See https://github.com/strongloop/loopback-next/issues/5670. Most of the slow tests (taking more than a second to complete) are for the relations.

Let's investigate why are these tests so slow. Do they have expensive setup? Can we find a more efficient way how to test the relation generator?

Acceptance criteria

agnes512 commented 4 years ago

As I commented in https://github.com/strongloop/loopback-next/issues/6131#issuecomment-679297030. The way we check pk and fk in lb4 relation couldn't detect model inheritance.

agnes512 commented 4 years ago

Current relation CLI main building relation process:

Prompt:

  1. Select relation type
  2. Select source/target models[read]
  3. Check if corresponding repos exist [read]
  4. Check if the source model pk exists [read]
  5. Prompt for foreign key
  6. Check if the fk exists
  7. Prompt for getter/relation name
  8. Check if the relation name exists [read]
  9. Prompt for inclusion resolver

Scaffold:

  1. Check the type of the fk [read]
  2. Check if the decorator needs to be changed [read]
  3. Update models [write]
  4. Update repos [write]
  5. Create a controller and update index file [write]

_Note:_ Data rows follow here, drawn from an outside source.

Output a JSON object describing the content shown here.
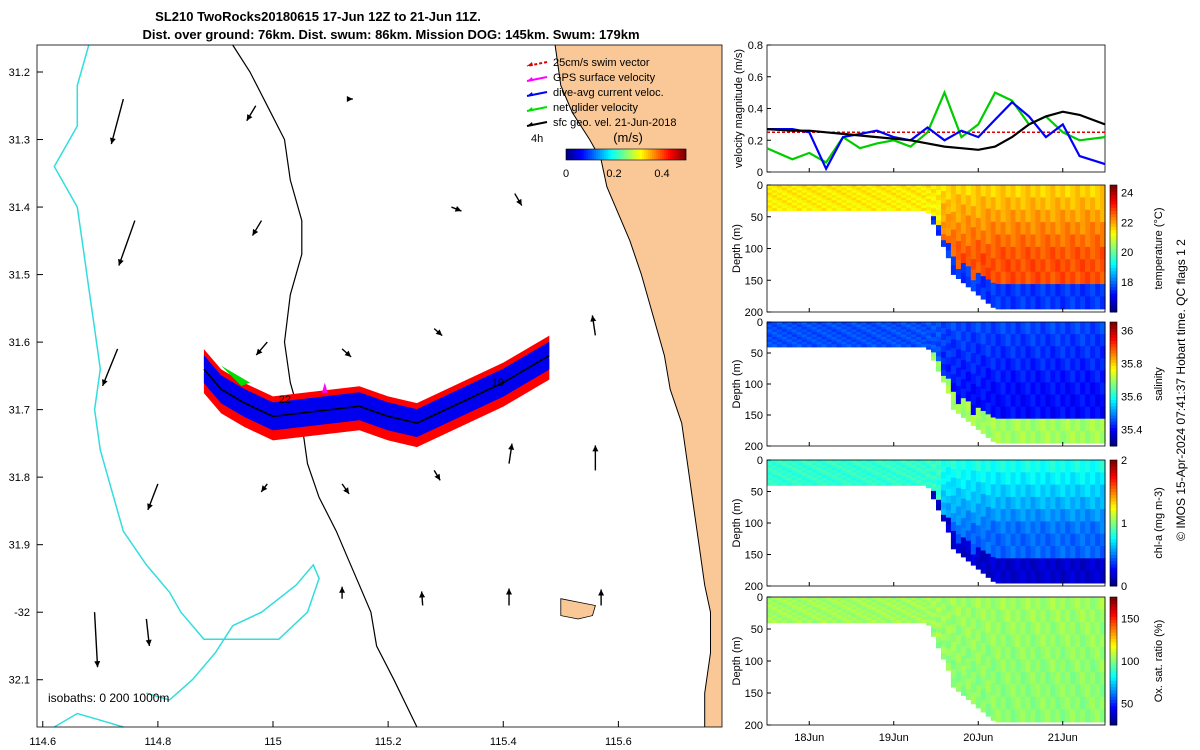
{
  "figure": {
    "title_line1": "SL210 TwoRocks20180615 17-Jun 12Z to 21-Jun 11Z.",
    "title_line2": "Dist. over ground: 76km. Dist. swum: 86km. Mission DOG: 145km. Swum: 179km",
    "side_note": "© IMOS 15-Apr-2024 07:41:37 Hobart time. QC flags 1  2"
  },
  "colors": {
    "ocean": "#ffffff",
    "land": "#f9c896",
    "coast": "#000000",
    "isobath": "#33dddd",
    "swim": "#dd0000",
    "gps": "#ff00ff",
    "current": "#0000ff",
    "net": "#00dd00",
    "geo": "#000000",
    "track_red": "#ff0000",
    "track_blue": "#0000ee"
  },
  "map": {
    "legend": [
      {
        "label": "25cm/s swim vector",
        "color": "#dd0000"
      },
      {
        "label": "GPS surface velocity",
        "color": "#ff00ff"
      },
      {
        "label": "dive-avg current veloc.",
        "color": "#0000ff"
      },
      {
        "label": "net glider velocity",
        "color": "#00dd00"
      },
      {
        "label": "sfc geo. vel. 21-Jun-2018",
        "color": "#000000"
      }
    ],
    "colorbar_unit": "(m/s)",
    "colorbar_ticks": [
      "0",
      "0.2",
      "0.4"
    ],
    "colorbar_range": [
      0,
      0.5
    ],
    "isobaths_label": "isobaths: 0   200  1000m",
    "label_4h": "4h",
    "day_labels": [
      {
        "text": "22",
        "lon": 115.01,
        "lat": -31.69
      },
      {
        "text": "19",
        "lon": 115.38,
        "lat": -31.665
      }
    ],
    "lon_range": [
      114.59,
      115.78
    ],
    "lat_range": [
      -32.17,
      -31.16
    ],
    "lon_ticks": [
      "114.6",
      "114.8",
      "115",
      "115.2",
      "115.4",
      "115.6"
    ],
    "lon_tick_values": [
      114.6,
      114.8,
      115.0,
      115.2,
      115.4,
      115.6
    ],
    "lat_ticks": [
      "31.2",
      "31.3",
      "31.4",
      "31.5",
      "31.6",
      "31.7",
      "31.8",
      "31.9",
      "-32",
      "32.1"
    ],
    "lat_tick_values": [
      -31.2,
      -31.3,
      -31.4,
      -31.5,
      -31.6,
      -31.7,
      -31.8,
      -31.9,
      -32.0,
      -32.1
    ]
  },
  "chart_data": [
    {
      "type": "line",
      "title": "",
      "ylabel": "velocity magnitude (m/s)",
      "ylim": [
        0,
        0.8
      ],
      "yticks": [
        "0",
        "0.2",
        "0.4",
        "0.6",
        "0.8"
      ],
      "x": [
        17.5,
        17.8,
        18.0,
        18.2,
        18.4,
        18.6,
        18.8,
        19.0,
        19.2,
        19.4,
        19.6,
        19.8,
        20.0,
        20.2,
        20.4,
        20.6,
        20.8,
        21.0,
        21.2,
        21.5
      ],
      "series": [
        {
          "name": "swim",
          "color": "#dd0000",
          "values": [
            0.25,
            0.25,
            0.25,
            0.25,
            0.25,
            0.25,
            0.25,
            0.25,
            0.25,
            0.25,
            0.25,
            0.25,
            0.25,
            0.25,
            0.25,
            0.25,
            0.25,
            0.25,
            0.25,
            0.25
          ]
        },
        {
          "name": "net glider velocity",
          "color": "#00cc00",
          "values": [
            0.15,
            0.08,
            0.12,
            0.06,
            0.22,
            0.15,
            0.18,
            0.2,
            0.16,
            0.25,
            0.5,
            0.22,
            0.3,
            0.5,
            0.45,
            0.3,
            0.35,
            0.25,
            0.2,
            0.22
          ]
        },
        {
          "name": "dive-avg current",
          "color": "#0000ff",
          "values": [
            0.27,
            0.27,
            0.25,
            0.02,
            0.22,
            0.24,
            0.26,
            0.22,
            0.2,
            0.28,
            0.2,
            0.26,
            0.22,
            0.33,
            0.44,
            0.35,
            0.22,
            0.3,
            0.1,
            0.05
          ]
        },
        {
          "name": "sfc geo. vel.",
          "color": "#000000",
          "values": [
            0.27,
            0.26,
            0.26,
            0.25,
            0.24,
            0.23,
            0.22,
            0.21,
            0.2,
            0.18,
            0.16,
            0.15,
            0.14,
            0.16,
            0.22,
            0.3,
            0.35,
            0.38,
            0.36,
            0.3
          ]
        }
      ]
    },
    {
      "type": "heatmap",
      "ylabel": "Depth (m)",
      "clabel": "temperature (°C)",
      "ylim": [
        0,
        200
      ],
      "yticks": [
        "0",
        "50",
        "100",
        "150",
        "200"
      ],
      "clim": [
        16,
        24.5
      ],
      "cticks": [
        "24",
        "22",
        "20",
        "18"
      ],
      "surface": 21.5,
      "deep_left": 21.0,
      "deep_right": 22.8,
      "floor": 17.5
    },
    {
      "type": "heatmap",
      "ylabel": "Depth (m)",
      "clabel": "salinity",
      "ylim": [
        0,
        200
      ],
      "yticks": [
        "0",
        "50",
        "100",
        "150",
        "200"
      ],
      "clim": [
        35.3,
        36.05
      ],
      "cticks": [
        "36",
        "35.8",
        "35.6",
        "35.4"
      ],
      "surface": 35.45,
      "deep_left": 35.45,
      "deep_right": 35.4,
      "floor": 35.7
    },
    {
      "type": "heatmap",
      "ylabel": "Depth (m)",
      "clabel": "chl-a (mg m-3)",
      "ylim": [
        0,
        200
      ],
      "yticks": [
        "0",
        "50",
        "100",
        "150",
        "200"
      ],
      "clim": [
        0,
        2
      ],
      "cticks": [
        "2",
        "1",
        "0"
      ],
      "surface": 0.85,
      "deep_left": 0.8,
      "deep_right": 0.45,
      "floor": 0.15
    },
    {
      "type": "heatmap",
      "ylabel": "Depth (m)",
      "clabel": "Ox. sat. ratio (%)",
      "ylim": [
        0,
        200
      ],
      "yticks": [
        "0",
        "50",
        "100",
        "150",
        "200"
      ],
      "clim": [
        25,
        175
      ],
      "cticks": [
        "150",
        "100",
        "50"
      ],
      "surface": 105,
      "deep_left": 104,
      "deep_right": 102,
      "floor": 102
    }
  ],
  "time_axis": {
    "ticks": [
      "18Jun",
      "19Jun",
      "20Jun",
      "21Jun"
    ],
    "tick_values": [
      18,
      19,
      20,
      21
    ],
    "range": [
      17.5,
      21.5
    ]
  }
}
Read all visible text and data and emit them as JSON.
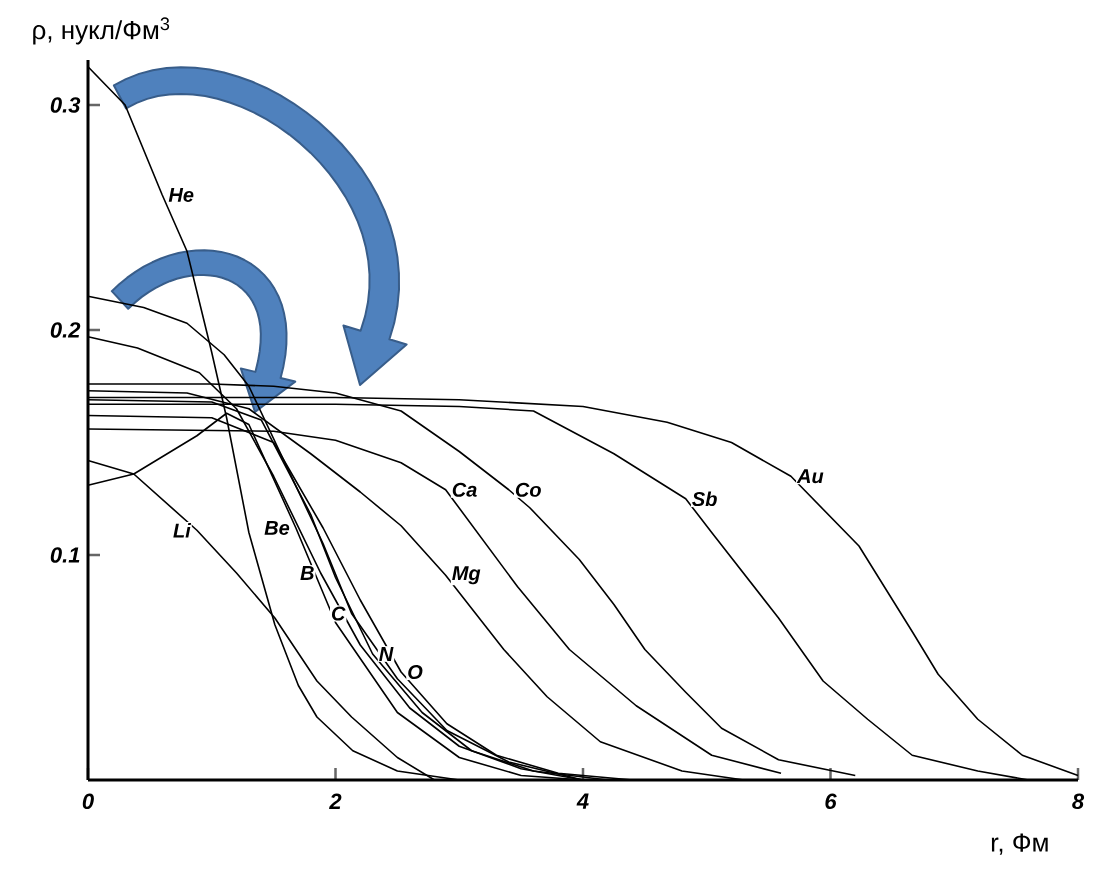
{
  "chart_data": {
    "type": "line",
    "xlabel": "r, Фм",
    "ylabel": "ρ, нукл/Фм$^{3}$",
    "xlim": [
      0,
      8
    ],
    "ylim": [
      0,
      0.32
    ],
    "xticks": [
      0,
      2,
      4,
      6,
      8
    ],
    "yticks": [
      0.1,
      0.2,
      0.3
    ],
    "series": [
      {
        "name": "He",
        "color": "#000000",
        "x": [
          0,
          0.3,
          0.6,
          0.8,
          1.0,
          1.12,
          1.3,
          1.51,
          1.7,
          1.85,
          2.14,
          2.5,
          3.0
        ],
        "values": [
          0.317,
          0.3,
          0.26,
          0.235,
          0.19,
          0.161,
          0.11,
          0.069,
          0.042,
          0.028,
          0.013,
          0.004,
          0
        ]
      },
      {
        "name": "Li",
        "color": "#000000",
        "x": [
          0,
          0.37,
          0.88,
          1.2,
          1.51,
          1.85,
          2.13,
          2.5,
          2.8
        ],
        "values": [
          0.142,
          0.136,
          0.111,
          0.092,
          0.072,
          0.044,
          0.028,
          0.01,
          0
        ]
      },
      {
        "name": "Be",
        "color": "#000000",
        "x": [
          0,
          0.37,
          0.88,
          1.12,
          1.3,
          1.68,
          2.0,
          2.5,
          3.0,
          3.5,
          4.0
        ],
        "values": [
          0.131,
          0.136,
          0.153,
          0.163,
          0.158,
          0.112,
          0.07,
          0.03,
          0.01,
          0.002,
          0
        ]
      },
      {
        "name": "B",
        "color": "#000000",
        "x": [
          0,
          0.4,
          0.9,
          1.2,
          1.5,
          1.88,
          2.2,
          2.6,
          3.0,
          3.5,
          4.0
        ],
        "values": [
          0.197,
          0.192,
          0.181,
          0.165,
          0.135,
          0.092,
          0.06,
          0.032,
          0.015,
          0.005,
          0
        ]
      },
      {
        "name": "C",
        "color": "#000000",
        "x": [
          0,
          0.45,
          0.8,
          1.1,
          1.3,
          1.6,
          1.9,
          2.13,
          2.5,
          2.9,
          3.4,
          4.0
        ],
        "values": [
          0.215,
          0.21,
          0.203,
          0.189,
          0.175,
          0.14,
          0.105,
          0.074,
          0.045,
          0.022,
          0.008,
          0
        ]
      },
      {
        "name": "N",
        "color": "#000000",
        "x": [
          0,
          1.0,
          1.4,
          1.8,
          2.0,
          2.3,
          2.7,
          3.1,
          3.6,
          4.2
        ],
        "values": [
          0.169,
          0.168,
          0.16,
          0.118,
          0.09,
          0.056,
          0.03,
          0.013,
          0.004,
          0
        ]
      },
      {
        "name": "O",
        "color": "#000000",
        "x": [
          0,
          1.0,
          1.5,
          1.9,
          2.2,
          2.53,
          2.9,
          3.3,
          3.8,
          4.4
        ],
        "values": [
          0.162,
          0.161,
          0.15,
          0.112,
          0.08,
          0.048,
          0.025,
          0.011,
          0.003,
          0
        ]
      },
      {
        "name": "Mg",
        "color": "#000000",
        "x": [
          0,
          0.8,
          1.3,
          1.8,
          2.2,
          2.53,
          2.89,
          3.36,
          3.71,
          4.14,
          4.8,
          5.3
        ],
        "values": [
          0.173,
          0.172,
          0.165,
          0.145,
          0.128,
          0.113,
          0.091,
          0.058,
          0.037,
          0.017,
          0.004,
          0
        ]
      },
      {
        "name": "Ca",
        "color": "#000000",
        "x": [
          0,
          1.5,
          2.0,
          2.53,
          2.89,
          3.47,
          3.89,
          4.43,
          5.04,
          5.6
        ],
        "values": [
          0.156,
          0.155,
          0.151,
          0.141,
          0.129,
          0.086,
          0.058,
          0.033,
          0.011,
          0.003
        ]
      },
      {
        "name": "Co",
        "color": "#000000",
        "x": [
          0,
          1.0,
          1.5,
          2.0,
          2.53,
          3.0,
          3.4,
          3.57,
          3.97,
          4.25,
          4.5,
          4.83,
          5.12,
          5.58,
          6.2
        ],
        "values": [
          0.176,
          0.176,
          0.175,
          0.172,
          0.164,
          0.146,
          0.129,
          0.121,
          0.098,
          0.078,
          0.058,
          0.039,
          0.023,
          0.009,
          0.002
        ]
      },
      {
        "name": "Sb",
        "color": "#000000",
        "x": [
          0,
          2.0,
          3.0,
          3.6,
          4.25,
          4.83,
          5.04,
          5.58,
          5.94,
          6.3,
          6.66,
          7.19,
          7.6
        ],
        "values": [
          0.167,
          0.167,
          0.166,
          0.164,
          0.145,
          0.125,
          0.11,
          0.072,
          0.044,
          0.027,
          0.011,
          0.004,
          0
        ]
      },
      {
        "name": "Au",
        "color": "#000000",
        "x": [
          0,
          2.0,
          3.0,
          4.0,
          4.68,
          5.2,
          5.68,
          6.23,
          6.66,
          6.87,
          7.19,
          7.55,
          8.0
        ],
        "values": [
          0.17,
          0.17,
          0.169,
          0.166,
          0.159,
          0.15,
          0.135,
          0.104,
          0.066,
          0.047,
          0.027,
          0.011,
          0.002
        ]
      }
    ]
  }
}
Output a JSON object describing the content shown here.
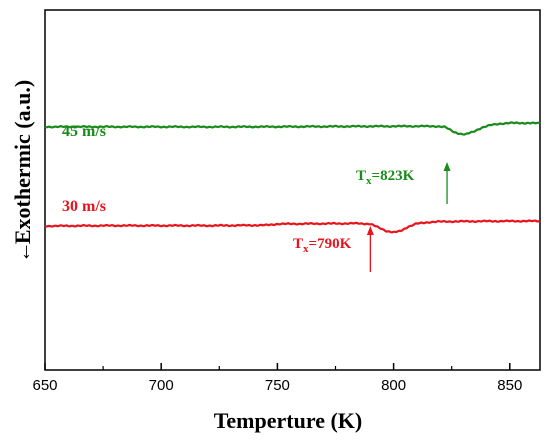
{
  "chart_data": {
    "type": "line",
    "xlabel": "Temperture (K)",
    "ylabel": "Exothermic (a.u.)",
    "ylabel_arrow": "←",
    "xlim": [
      650,
      863
    ],
    "xticks": [
      650,
      700,
      750,
      800,
      850
    ],
    "yticks_shown": false,
    "series": [
      {
        "name": "45 m/s",
        "color": "#1a8a1a",
        "x": [
          650,
          680,
          700,
          720,
          750,
          770,
          790,
          810,
          818,
          822,
          826,
          829,
          831,
          834,
          838,
          842,
          846,
          850,
          855,
          860,
          863
        ],
        "y": [
          1.56,
          1.56,
          1.56,
          1.555,
          1.565,
          1.575,
          1.585,
          1.59,
          1.59,
          1.55,
          1.3,
          1.2,
          1.18,
          1.3,
          1.52,
          1.65,
          1.72,
          1.75,
          1.75,
          1.74,
          1.74
        ]
      },
      {
        "name": "30 m/s",
        "color": "#e8141c",
        "x": [
          650,
          680,
          700,
          720,
          745,
          750,
          770,
          785,
          790,
          793,
          797,
          800,
          803,
          806,
          810,
          816,
          820,
          840,
          863
        ],
        "y": [
          0.0,
          0.02,
          0.02,
          0.02,
          0.04,
          0.1,
          0.12,
          0.13,
          0.1,
          -0.05,
          -0.25,
          -0.32,
          -0.25,
          -0.05,
          0.12,
          0.2,
          0.22,
          0.24,
          0.25
        ]
      }
    ],
    "annotations": [
      {
        "series": "45 m/s",
        "text_main": "T",
        "text_sub": "x",
        "text_value": "=823K",
        "x": 823,
        "color": "#1a8a1a"
      },
      {
        "series": "30 m/s",
        "text_main": "T",
        "text_sub": "x",
        "text_value": "=790K",
        "x": 790,
        "color": "#e8141c"
      }
    ]
  }
}
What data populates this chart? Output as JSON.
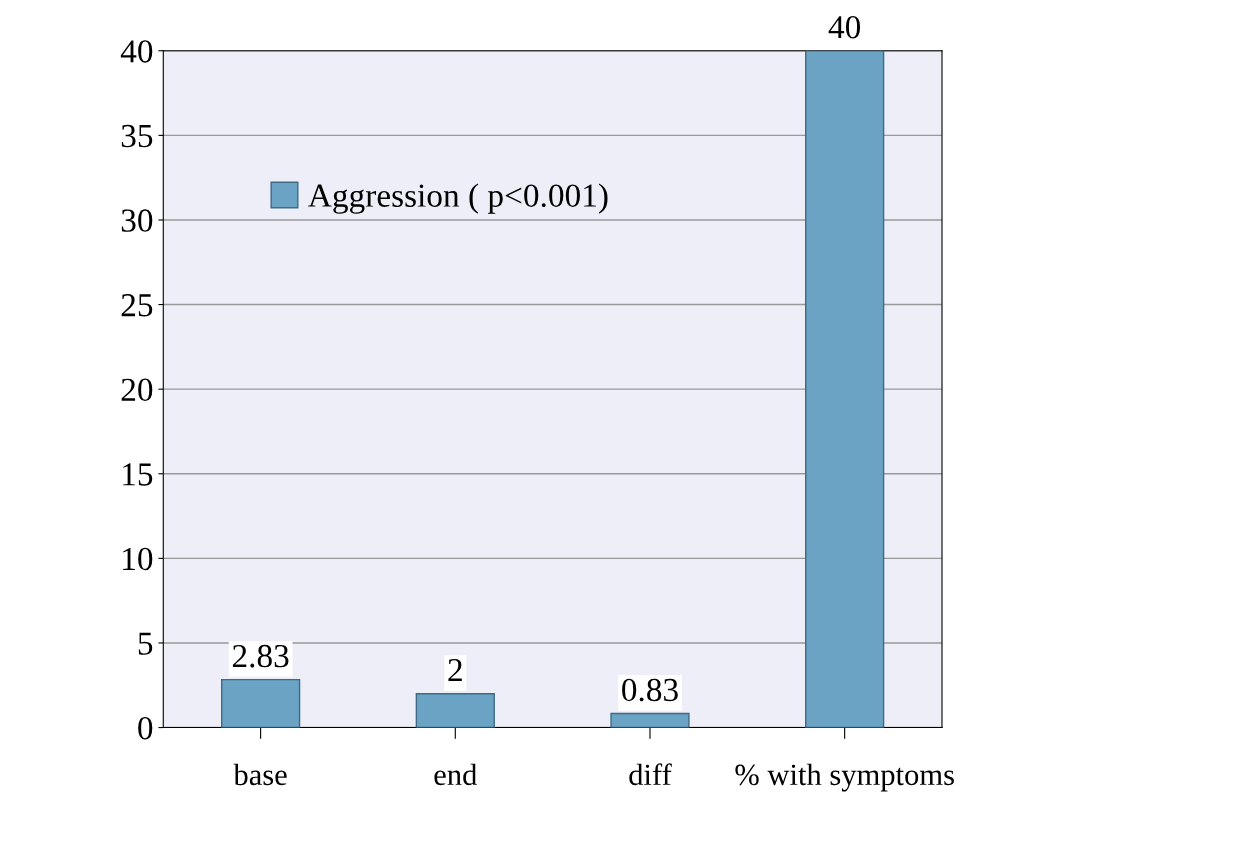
{
  "chart_data": {
    "type": "bar",
    "categories": [
      "base",
      "end",
      "diff",
      "% with symptoms"
    ],
    "series": [
      {
        "name": "Aggression ( p<0.001)",
        "color": "#6aa3c4",
        "values": [
          2.83,
          2,
          0.83,
          40
        ]
      }
    ],
    "ylim": [
      0,
      40
    ],
    "yticks": [
      0,
      5,
      10,
      15,
      20,
      25,
      30,
      35,
      40
    ],
    "grid": "y",
    "legend": "top left",
    "data_labels": true
  }
}
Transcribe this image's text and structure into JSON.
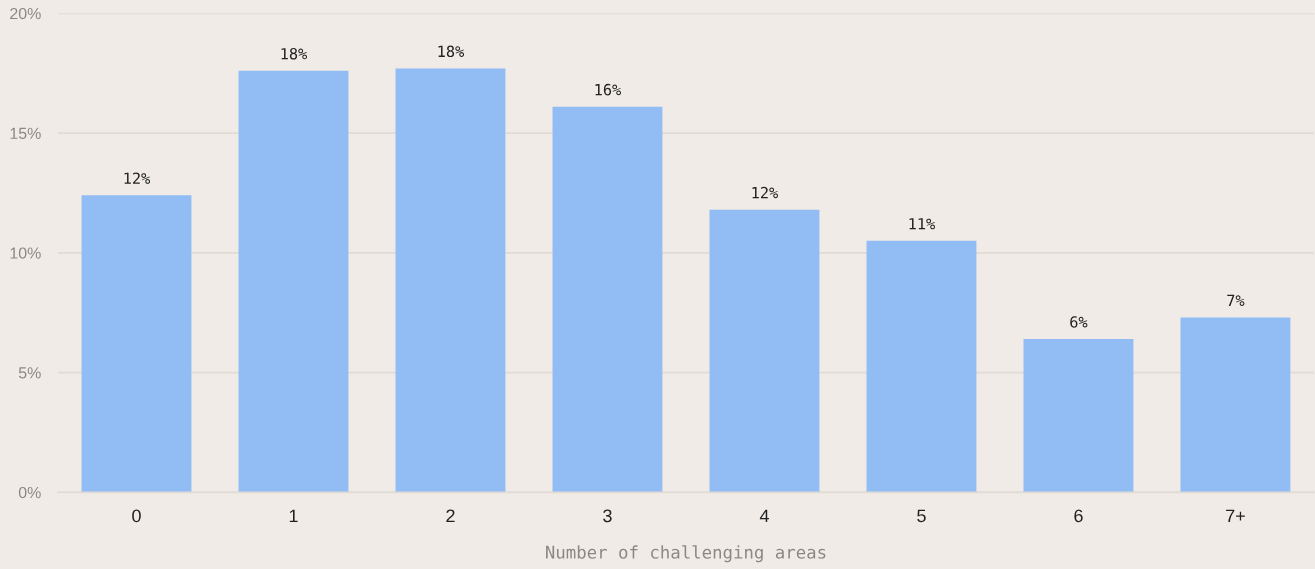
{
  "chart_data": {
    "type": "bar",
    "xlabel": "Number of challenging areas",
    "categories": [
      "0",
      "1",
      "2",
      "3",
      "4",
      "5",
      "6",
      "7+"
    ],
    "values": [
      12.4,
      17.6,
      17.7,
      16.1,
      11.8,
      10.5,
      6.4,
      7.3
    ],
    "value_labels": [
      "12%",
      "18%",
      "18%",
      "16%",
      "12%",
      "11%",
      "6%",
      "7%"
    ],
    "color": "#92bdf4",
    "ylim": [
      0,
      20
    ],
    "yticks": [
      {
        "value": 0,
        "label": "0%"
      },
      {
        "value": 5,
        "label": "5%"
      },
      {
        "value": 10,
        "label": "10%"
      },
      {
        "value": 15,
        "label": "15%"
      },
      {
        "value": 20,
        "label": "20%"
      }
    ],
    "grid": "y",
    "legend": false
  }
}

Current design pros and cons.

Read files frequently slows down the process. That's why some tests take a while to run. For example, test case lb4 relation generates model relation for existing property name verifies that a preexisting property will be overwritten: 2675ms creates both hasMany and blongsTo relations, which makes it extremely slow.

PROS:

CONS:

Proposal

IMO the relation CLI should keep those checks and validations. lb4 relation is one of the basic commands. We should make sure it fails invalid cases and generate valid relations for users (esp new users). Therefore, it should preserve those validations. For that reason, I propose the following to improve the test speed:

  context('generates model relation with custom relation name', () => {
    const promptArray = [
      {
        relationType: 'belongsTo',
        sourceModel: 'Order',
        destinationModel: 'Customer',
        foreignKeyName: 'customerId',
        relationName: 'my_customer',
      },
      {
        relationType: 'belongsTo',
        sourceModel: 'OrderClass',
        destinationModel: 'CustomerClass',
        relationName: 'my_customer',
      },
    ];
    ...
jannyHou commented 4 years ago
  1. remove redundant ones

If they don't decrease the coverage, or we have a good reason not testing them, they should definitely be removed.

  1. Refactor the code. Try to just read corresponding files once.